Now, what has replaced this abhorrent socio-political system is not good, at all;    indeed, what has since happened in South Africa is typical of most African countries:  massive corruption, bureaucratic inertia, inefficiency and incompetence, and a level of violence which makes Chicago’s South Side akin to a holiday resort.  (For those who wish to know the attribution for much of the above, I recommend reading the chapter entitled “Caliban’s Kingdoms” in Paul Johnson’s Modern Times.)  Where South Africa differs from other African countries is twofold:  where in the rest of Africa the preponderance of violence and oppression was Black on Black — and therefore ignored by the West — apartheid was a system of White  on Black oppression (and therefore more noticeable to Western eyes).  The second difference is that apartheid exacerbated the virulence of the “grievance” culture which demands reparations (financial and otherwise) for the iniquities of apartheid.  This continues to unfold, to where the homicide rate for White farmers — part of the taking of farmland from Whites — is one of the highest in the world, and the capture and conviction rates for the Black murderers among the lowest — a simple inversion of the apartheid era.

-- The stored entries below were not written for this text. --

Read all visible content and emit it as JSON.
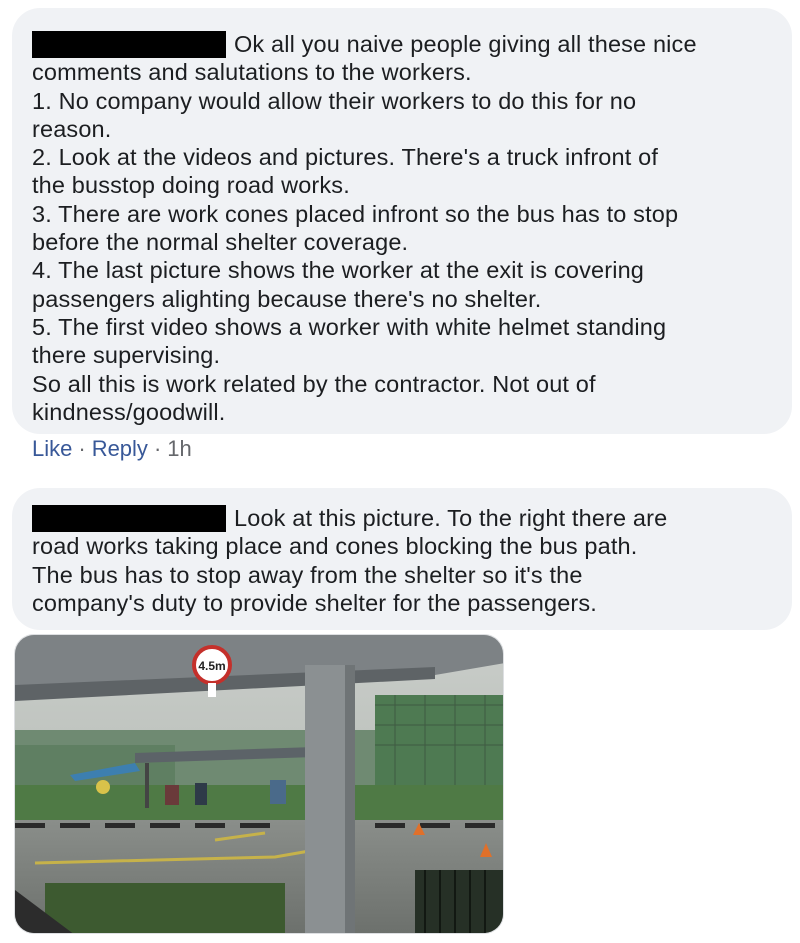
{
  "comment1": {
    "text": "Ok all you naive people giving all these nice\ncomments and salutations to the workers.\n1. No company would allow their workers to do this for no\nreason.\n2. Look at the videos and pictures. There's a truck infront of\nthe busstop doing road works.\n3. There are work cones placed infront so the bus has to stop\nbefore the normal shelter coverage.\n4. The last picture shows the worker at the exit is covering\npassengers alighting because there's no shelter.\n5. The first video shows a worker with white helmet standing\nthere supervising.\nSo all this is work related by the contractor. Not out of\nkindness/goodwill."
  },
  "actions": {
    "like": "Like",
    "separator": "·",
    "reply": "Reply",
    "time": "1h"
  },
  "comment2": {
    "text": "Look at this picture. To the right there are\nroad works taking place and cones blocking the bus path.\nThe bus has to stop away from the shelter so it's the\ncompany's duty to provide shelter for the passengers."
  },
  "photo": {
    "sign_text": "4.5m"
  },
  "colors": {
    "bubble": "#f0f2f5",
    "link": "#385898",
    "text": "#1c1e21",
    "meta": "#65676b"
  }
}
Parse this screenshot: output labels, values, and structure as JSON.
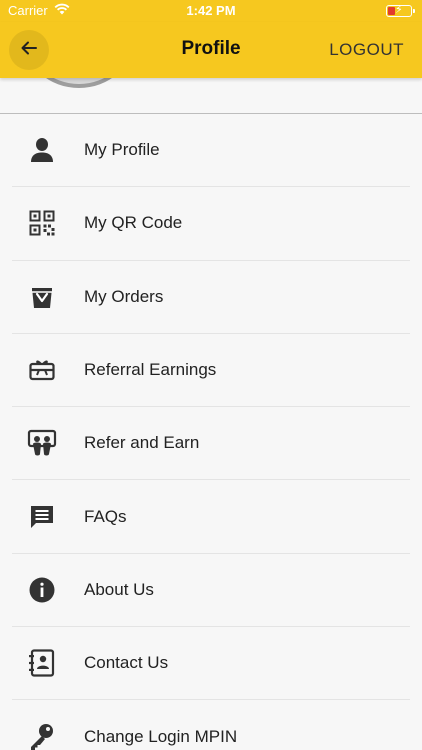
{
  "status_bar": {
    "carrier": "Carrier",
    "time": "1:42 PM"
  },
  "app_bar": {
    "title": "Profile",
    "logout_label": "LOGOUT"
  },
  "menu": {
    "items": [
      {
        "label": "My Profile",
        "icon": "person-icon"
      },
      {
        "label": "My QR Code",
        "icon": "qr-code-icon"
      },
      {
        "label": "My Orders",
        "icon": "shopping-bag-icon"
      },
      {
        "label": "Referral Earnings",
        "icon": "gift-card-icon"
      },
      {
        "label": "Refer and Earn",
        "icon": "refer-icon"
      },
      {
        "label": "FAQs",
        "icon": "chat-icon"
      },
      {
        "label": "About Us",
        "icon": "info-icon"
      },
      {
        "label": "Contact Us",
        "icon": "contact-book-icon"
      },
      {
        "label": "Change Login MPIN",
        "icon": "key-icon"
      }
    ]
  },
  "colors": {
    "accent": "#f6c81f",
    "icon": "#333333",
    "battery_low": "#e23b2e"
  }
}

Speaking with hindsight, however, it would be charitable to suggest (as Reader TR has done) that apartheid was “simply a logical adaptation to the presence of a population that simply cannot support or sustain a First World standard of living, done by people who very much valued the First World society they had created.”  While that statement is undoubtedly true, up to a point, and it could be argued that apartheid was a pragmatic solution to the chaos evident throughout the rest of Africa, it cannot be used as an excuse.  Indeed, such a labeling would give, and has given rise to the notion that First World systems are inherently unjust, and a different label “colonialism” — which would include  apartheid — can be applied to the entirety of Western Civilization.

The fact of the matter is that when it comes to Africa, there is no good way.  First World — i.e. Western European — principles only work in a socio-political milieu in which principles such as the rule of law, free trade, non-violent transfer of political power and the Enlightenment are both understood and respected.  They aren’t, anywhere in Africa, except where such adherence can be worked to temporary local advantage.  Remember, in the African mindset there is no long-term thinking or consideration of consequence — which is why, for example, since White government (not just South African) has disappeared in Africa, the infrastructure continues to crumble and fail because of a systemic and one might say almost genetic indifference to its maintenance.  When a government is faced with a population of which 90% is living in dire poverty and in imminent danger of starvation, that government must try to address that first, or face the prospect of violent revolution.  It’s not an excusable policy, but it is understandable.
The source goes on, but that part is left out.